At the UNESCO meeting held in Suzhou on the 2nd of July 2004, the Imperial City of Shenyang was listed as a World Cultural Heritage Site, so that now it is recorded together with the Forbidden City of Beijing as one single item: Imperial Palaces of the Ming and Qing Dynasties, Ming Qing gongdian 明清宮殿. Nevertheless, the importance of Shenyang Palace is not at all due to its similarity to the one in Beijing. The part of the Shenyang Imperial City built before the Manchu conquest of Beijing in 1644 mirrors the culture of the Manchu people and the institutions of its rulers in its architectural style. The part built during Qianlong’s reign, on the other hand, is evidence of the devotion of Later Qing emperors (from Kangxi to Daoguang) towards their ancestors and their Manchu origins. At the same time, the palace also reflects the sinicization of the Manchus and the merging of the two different cultures and institutional systems, both in some of its buildings and in its whole. These two aspects clearly distinguish the Palace from the Forbidden City and confer it with immense historical and cultural value.

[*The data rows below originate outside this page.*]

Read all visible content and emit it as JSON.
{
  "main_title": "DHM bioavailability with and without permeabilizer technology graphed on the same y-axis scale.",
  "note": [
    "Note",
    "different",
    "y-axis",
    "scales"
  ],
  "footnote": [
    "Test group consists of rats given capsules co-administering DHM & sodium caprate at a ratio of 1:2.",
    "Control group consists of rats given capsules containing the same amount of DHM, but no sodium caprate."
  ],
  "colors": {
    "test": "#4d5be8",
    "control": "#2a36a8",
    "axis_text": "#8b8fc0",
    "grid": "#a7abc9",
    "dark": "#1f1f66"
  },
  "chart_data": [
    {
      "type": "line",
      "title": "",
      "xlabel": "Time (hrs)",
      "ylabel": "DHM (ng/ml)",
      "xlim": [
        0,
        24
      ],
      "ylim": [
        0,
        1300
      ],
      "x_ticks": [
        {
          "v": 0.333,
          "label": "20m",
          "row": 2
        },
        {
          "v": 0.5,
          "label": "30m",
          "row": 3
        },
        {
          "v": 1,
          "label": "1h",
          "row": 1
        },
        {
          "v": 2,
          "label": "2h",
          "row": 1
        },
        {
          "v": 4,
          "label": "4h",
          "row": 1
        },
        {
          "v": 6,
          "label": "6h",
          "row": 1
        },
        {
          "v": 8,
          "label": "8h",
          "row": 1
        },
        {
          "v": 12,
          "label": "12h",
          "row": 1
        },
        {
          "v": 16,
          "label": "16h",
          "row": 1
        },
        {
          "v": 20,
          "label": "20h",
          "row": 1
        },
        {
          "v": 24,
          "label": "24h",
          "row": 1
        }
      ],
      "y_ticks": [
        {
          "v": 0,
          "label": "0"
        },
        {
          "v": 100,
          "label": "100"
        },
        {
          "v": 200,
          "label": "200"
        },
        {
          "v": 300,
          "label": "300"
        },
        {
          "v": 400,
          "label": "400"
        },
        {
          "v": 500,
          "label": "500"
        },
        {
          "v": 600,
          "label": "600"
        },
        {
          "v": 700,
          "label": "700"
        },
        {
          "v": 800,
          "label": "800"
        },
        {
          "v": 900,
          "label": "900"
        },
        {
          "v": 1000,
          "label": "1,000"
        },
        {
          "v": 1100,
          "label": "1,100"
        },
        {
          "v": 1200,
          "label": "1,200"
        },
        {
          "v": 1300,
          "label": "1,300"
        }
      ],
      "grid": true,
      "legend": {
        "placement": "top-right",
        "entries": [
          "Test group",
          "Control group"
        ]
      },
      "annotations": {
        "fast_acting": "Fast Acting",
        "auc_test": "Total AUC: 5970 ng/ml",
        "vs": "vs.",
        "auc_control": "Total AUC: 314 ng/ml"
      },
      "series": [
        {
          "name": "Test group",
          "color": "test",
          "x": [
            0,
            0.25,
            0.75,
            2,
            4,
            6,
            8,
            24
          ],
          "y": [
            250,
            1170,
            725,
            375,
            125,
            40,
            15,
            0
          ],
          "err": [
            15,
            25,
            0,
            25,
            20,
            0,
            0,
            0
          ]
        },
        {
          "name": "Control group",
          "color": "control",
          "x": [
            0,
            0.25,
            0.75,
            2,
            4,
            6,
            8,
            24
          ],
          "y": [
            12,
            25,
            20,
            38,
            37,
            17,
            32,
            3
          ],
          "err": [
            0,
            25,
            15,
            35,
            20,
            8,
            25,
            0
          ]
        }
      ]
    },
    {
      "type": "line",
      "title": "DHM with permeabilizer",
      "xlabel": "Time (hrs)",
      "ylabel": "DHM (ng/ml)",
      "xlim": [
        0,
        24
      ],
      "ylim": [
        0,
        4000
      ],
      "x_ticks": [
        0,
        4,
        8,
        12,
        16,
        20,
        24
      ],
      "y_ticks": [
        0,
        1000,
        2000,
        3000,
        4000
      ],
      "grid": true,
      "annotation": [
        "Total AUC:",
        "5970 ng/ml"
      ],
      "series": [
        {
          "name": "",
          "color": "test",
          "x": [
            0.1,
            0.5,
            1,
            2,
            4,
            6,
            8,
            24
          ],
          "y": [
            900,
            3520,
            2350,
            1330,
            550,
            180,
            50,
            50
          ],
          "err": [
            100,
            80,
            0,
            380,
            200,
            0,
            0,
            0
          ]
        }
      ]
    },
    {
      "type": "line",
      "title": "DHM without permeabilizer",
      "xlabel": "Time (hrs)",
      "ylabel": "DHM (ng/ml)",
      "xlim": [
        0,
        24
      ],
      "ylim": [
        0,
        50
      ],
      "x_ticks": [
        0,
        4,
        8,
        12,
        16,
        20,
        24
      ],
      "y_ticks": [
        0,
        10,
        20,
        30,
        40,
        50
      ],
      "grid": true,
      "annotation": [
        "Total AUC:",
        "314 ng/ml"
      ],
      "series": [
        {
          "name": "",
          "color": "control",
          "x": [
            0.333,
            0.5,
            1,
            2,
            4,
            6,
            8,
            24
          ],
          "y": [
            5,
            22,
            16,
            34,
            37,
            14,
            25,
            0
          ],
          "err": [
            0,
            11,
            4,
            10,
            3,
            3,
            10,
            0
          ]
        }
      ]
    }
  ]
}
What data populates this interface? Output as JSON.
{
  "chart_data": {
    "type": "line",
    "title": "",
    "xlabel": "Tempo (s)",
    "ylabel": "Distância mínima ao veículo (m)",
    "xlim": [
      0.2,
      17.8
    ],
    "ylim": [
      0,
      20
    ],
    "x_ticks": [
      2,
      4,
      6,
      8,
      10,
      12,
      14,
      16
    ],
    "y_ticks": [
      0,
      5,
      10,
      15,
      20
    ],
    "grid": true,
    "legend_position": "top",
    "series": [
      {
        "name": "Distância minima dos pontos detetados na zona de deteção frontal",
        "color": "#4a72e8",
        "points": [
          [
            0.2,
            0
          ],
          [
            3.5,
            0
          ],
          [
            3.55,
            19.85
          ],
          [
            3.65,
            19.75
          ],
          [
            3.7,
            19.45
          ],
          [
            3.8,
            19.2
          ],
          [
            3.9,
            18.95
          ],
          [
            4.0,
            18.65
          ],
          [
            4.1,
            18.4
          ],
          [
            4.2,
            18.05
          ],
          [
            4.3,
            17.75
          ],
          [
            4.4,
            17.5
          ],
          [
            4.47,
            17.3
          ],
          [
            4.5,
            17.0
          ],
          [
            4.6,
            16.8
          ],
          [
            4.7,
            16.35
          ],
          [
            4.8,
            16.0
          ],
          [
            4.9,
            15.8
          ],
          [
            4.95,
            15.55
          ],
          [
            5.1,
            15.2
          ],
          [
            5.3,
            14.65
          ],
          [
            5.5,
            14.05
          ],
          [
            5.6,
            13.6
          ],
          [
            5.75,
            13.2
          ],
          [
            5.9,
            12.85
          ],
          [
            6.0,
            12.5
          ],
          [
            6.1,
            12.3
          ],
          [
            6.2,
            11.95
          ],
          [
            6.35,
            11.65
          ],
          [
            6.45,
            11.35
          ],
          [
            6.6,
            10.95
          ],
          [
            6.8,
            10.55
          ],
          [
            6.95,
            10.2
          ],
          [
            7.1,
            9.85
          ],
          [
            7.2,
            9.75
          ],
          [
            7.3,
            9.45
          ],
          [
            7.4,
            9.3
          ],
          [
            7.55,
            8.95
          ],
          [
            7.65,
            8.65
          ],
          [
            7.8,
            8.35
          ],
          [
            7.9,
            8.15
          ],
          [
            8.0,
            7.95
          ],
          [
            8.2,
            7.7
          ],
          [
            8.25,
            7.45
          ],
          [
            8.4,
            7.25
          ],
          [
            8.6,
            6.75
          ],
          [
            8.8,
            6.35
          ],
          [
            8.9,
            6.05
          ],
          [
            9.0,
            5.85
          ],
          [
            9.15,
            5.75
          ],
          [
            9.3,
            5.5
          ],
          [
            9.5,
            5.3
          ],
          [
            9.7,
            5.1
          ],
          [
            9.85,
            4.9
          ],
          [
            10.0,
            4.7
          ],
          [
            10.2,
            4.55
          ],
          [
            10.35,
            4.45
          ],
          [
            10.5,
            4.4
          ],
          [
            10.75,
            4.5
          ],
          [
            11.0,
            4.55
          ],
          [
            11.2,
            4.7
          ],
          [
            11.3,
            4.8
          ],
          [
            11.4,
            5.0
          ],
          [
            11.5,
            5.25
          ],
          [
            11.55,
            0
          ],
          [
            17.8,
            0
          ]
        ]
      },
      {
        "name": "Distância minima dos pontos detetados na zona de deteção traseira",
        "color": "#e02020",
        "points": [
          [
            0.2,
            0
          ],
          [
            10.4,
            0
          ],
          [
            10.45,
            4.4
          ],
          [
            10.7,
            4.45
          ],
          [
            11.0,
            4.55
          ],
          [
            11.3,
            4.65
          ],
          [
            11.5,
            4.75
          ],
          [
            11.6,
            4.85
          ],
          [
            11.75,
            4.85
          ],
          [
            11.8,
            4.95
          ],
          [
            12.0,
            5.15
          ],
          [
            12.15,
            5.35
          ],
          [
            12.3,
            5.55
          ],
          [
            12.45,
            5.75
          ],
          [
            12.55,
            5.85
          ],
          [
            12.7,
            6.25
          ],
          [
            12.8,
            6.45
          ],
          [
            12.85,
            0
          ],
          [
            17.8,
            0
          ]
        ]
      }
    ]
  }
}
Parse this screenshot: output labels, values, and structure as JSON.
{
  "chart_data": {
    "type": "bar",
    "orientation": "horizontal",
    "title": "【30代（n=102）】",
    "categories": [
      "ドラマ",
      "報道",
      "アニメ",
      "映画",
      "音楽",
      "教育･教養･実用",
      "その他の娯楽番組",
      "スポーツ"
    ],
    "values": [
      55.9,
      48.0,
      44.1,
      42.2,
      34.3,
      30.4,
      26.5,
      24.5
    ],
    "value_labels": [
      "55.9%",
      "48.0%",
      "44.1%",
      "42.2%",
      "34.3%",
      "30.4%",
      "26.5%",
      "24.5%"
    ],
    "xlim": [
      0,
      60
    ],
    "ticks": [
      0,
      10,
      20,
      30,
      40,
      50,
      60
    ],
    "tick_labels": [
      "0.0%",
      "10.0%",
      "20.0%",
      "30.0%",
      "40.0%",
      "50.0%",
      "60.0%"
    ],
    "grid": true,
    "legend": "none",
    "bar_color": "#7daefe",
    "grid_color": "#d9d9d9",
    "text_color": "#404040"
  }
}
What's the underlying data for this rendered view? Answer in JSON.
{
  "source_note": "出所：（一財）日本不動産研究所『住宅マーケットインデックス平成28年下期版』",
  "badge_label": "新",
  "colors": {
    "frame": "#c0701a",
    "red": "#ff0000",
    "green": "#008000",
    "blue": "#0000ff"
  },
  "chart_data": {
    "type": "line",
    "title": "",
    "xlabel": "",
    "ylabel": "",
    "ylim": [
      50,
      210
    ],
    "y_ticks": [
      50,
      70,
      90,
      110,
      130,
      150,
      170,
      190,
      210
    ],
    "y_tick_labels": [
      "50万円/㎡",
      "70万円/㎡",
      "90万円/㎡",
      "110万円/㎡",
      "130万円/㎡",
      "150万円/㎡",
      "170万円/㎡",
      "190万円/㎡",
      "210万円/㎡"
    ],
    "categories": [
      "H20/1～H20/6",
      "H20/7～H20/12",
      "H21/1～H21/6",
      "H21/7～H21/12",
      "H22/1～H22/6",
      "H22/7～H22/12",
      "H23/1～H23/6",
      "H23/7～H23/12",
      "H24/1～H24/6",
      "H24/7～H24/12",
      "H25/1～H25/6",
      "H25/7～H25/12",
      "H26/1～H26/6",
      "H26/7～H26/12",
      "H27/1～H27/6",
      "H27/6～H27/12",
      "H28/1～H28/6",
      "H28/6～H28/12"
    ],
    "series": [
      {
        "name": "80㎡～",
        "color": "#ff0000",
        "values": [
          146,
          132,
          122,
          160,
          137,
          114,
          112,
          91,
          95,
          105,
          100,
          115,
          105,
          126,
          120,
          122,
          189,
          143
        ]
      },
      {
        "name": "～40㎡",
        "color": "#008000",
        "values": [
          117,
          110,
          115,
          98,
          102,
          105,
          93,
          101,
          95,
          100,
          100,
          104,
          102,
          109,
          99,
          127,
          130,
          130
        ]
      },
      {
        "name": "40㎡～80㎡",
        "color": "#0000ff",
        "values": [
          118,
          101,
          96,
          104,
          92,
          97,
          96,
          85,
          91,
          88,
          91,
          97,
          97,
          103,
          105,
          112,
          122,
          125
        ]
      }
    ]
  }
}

It is, therefore, from these points of view that I will deal with Shenyang Imperial City in this paper, whose purpose is to demonstrate how the palace is a symbol of the origins and the history of China’s last dynasty.
The most ancient sources I will base my work on are Qing shilu 清實錄 (I will mainly refer to the sections regarding the Qing emperors from Nurhaci to Qianlong) and Manwen laodang 滿文老檔, which is a source of the utmost importance for the study of Qing history before the conquest of Beijing.